In Depth

A new era for Saudi Arabia?

The crown prince promises return to 'open, moderate Islam' - but not everyone is convinced

The heir to the Saudi throne has signalled the country is ready to abandon its decades-long conservatism and return to an era of “moderate, open Islam”.

Speaking at the start of a landmark investment conference in Riyadh, Crown Prince Mohammad bin Salman promised his kingdom would return to “what we were before” while doing more to tackle extremism.

In what The Independent called “his most direct criticism of Saudi Arabia’s conservative religious establishment to date” he told Maria Bartiromo of Fox Business Network: “We are simply reverting to what we followed – a moderate Islam open to the world and all religions.
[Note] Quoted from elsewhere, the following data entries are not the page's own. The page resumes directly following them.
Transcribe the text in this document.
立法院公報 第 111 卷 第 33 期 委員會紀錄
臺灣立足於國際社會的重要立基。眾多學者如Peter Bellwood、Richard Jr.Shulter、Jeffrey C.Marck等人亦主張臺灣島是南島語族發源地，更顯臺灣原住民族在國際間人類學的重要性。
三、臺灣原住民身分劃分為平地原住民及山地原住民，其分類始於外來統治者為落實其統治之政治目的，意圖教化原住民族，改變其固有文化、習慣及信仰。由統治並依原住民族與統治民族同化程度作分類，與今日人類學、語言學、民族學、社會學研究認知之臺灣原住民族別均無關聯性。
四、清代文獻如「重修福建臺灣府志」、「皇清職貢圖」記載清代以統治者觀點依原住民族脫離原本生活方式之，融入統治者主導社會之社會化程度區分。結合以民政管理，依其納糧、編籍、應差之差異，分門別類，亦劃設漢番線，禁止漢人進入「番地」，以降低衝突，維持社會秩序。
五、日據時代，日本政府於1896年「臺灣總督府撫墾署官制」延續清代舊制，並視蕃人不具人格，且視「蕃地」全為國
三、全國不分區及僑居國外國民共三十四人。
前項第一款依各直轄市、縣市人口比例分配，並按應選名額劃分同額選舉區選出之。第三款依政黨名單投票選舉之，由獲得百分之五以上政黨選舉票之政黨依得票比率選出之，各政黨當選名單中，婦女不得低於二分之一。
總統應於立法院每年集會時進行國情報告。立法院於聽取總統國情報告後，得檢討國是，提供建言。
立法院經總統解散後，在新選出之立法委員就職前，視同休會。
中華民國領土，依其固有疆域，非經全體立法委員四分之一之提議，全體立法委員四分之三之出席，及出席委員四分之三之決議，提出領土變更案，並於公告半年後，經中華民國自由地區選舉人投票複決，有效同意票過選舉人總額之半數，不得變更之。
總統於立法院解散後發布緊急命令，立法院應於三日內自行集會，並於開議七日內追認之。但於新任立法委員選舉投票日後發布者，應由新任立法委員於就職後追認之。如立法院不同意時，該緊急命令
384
Seventy per cent of the Saudis are younger than 30, honestly we won’t waste 30 years of our life combating extremist thoughts, we will destroy them now and immediately.”

 Expanding on earlier comments made to The Guardian, the prince, who is seen as the driving force behind a programme of social liberalisation and economic diversification away from oil, said Saudi Arabia’s move towards conservatism over the past 30 years had, in part, been a reaction to Iran’s 1979 Islamic Revolution and was “not normal” in the wider history of the country.

Following the toppling of the Shah of Iran, Riyadh jostled with Tehran for leadership of the Islamic world and “in response, the Saudi monarchy strengthened ties with the extreme Wahhabi religious establishment and restored many of its hardline stances” says CNBC.

“The statement fuelled hopes that the ultraconservative kingdom would finally give in to critics who have long demanded more liberties and tolerance, but others cautioned that it was not at all clear what a more “moderate Islam” would look like for Saudi Arabia” says the Washington Post.

Persistently low oil prices have had a serious impact on GDP, and some have suggested that Saudi Arabia’s hard-liners have come under increasing pressure to agree to reforms in a bid to kick-start the country’s stagnating economy.

Last month, the Kingdom surprised the world when it issued a royal decree granting women the right to drive, part of an intensive PR campaign to promote a new £500bn “city of the future”, called NEOM, at the crossroads with Egypt, Jordan and the Arabian penisula.

The message to bankers, businesspeople and high-rolling investors is clear, says The New York Times: “the once insular kingdom is now open for business”.

There could also be a more selfish motivation for Salman “as the heir of the incumbent monarch moves to consolidate his authority, sidelining clerics whom he believes have failed to support him and demanding unquestioning loyalty from senior officials whom he has entrusted to drive a 15-year reform programme that aims to overhaul most aspects of life in Saudi Arabia”, says The Guardian.

The problem, says Ambrose Evans-Pritchard in The Daily Telegraph, is that while the goal of reform of both Saudi society and the economy are “commendable”, with low oil prices likely to continue, “it is far from clear whether Riyadh has deep enough pockets to pull off the feat as advertised”.

More importantly, says Evans-Pritchard, in a country whose conservatism is so deeply engrained in all levels of government, “the volcanic will of a single man is not enough. Nobody can create an industrial revolution or remould a rentier Wahhabi nation with a flick of the fingers”.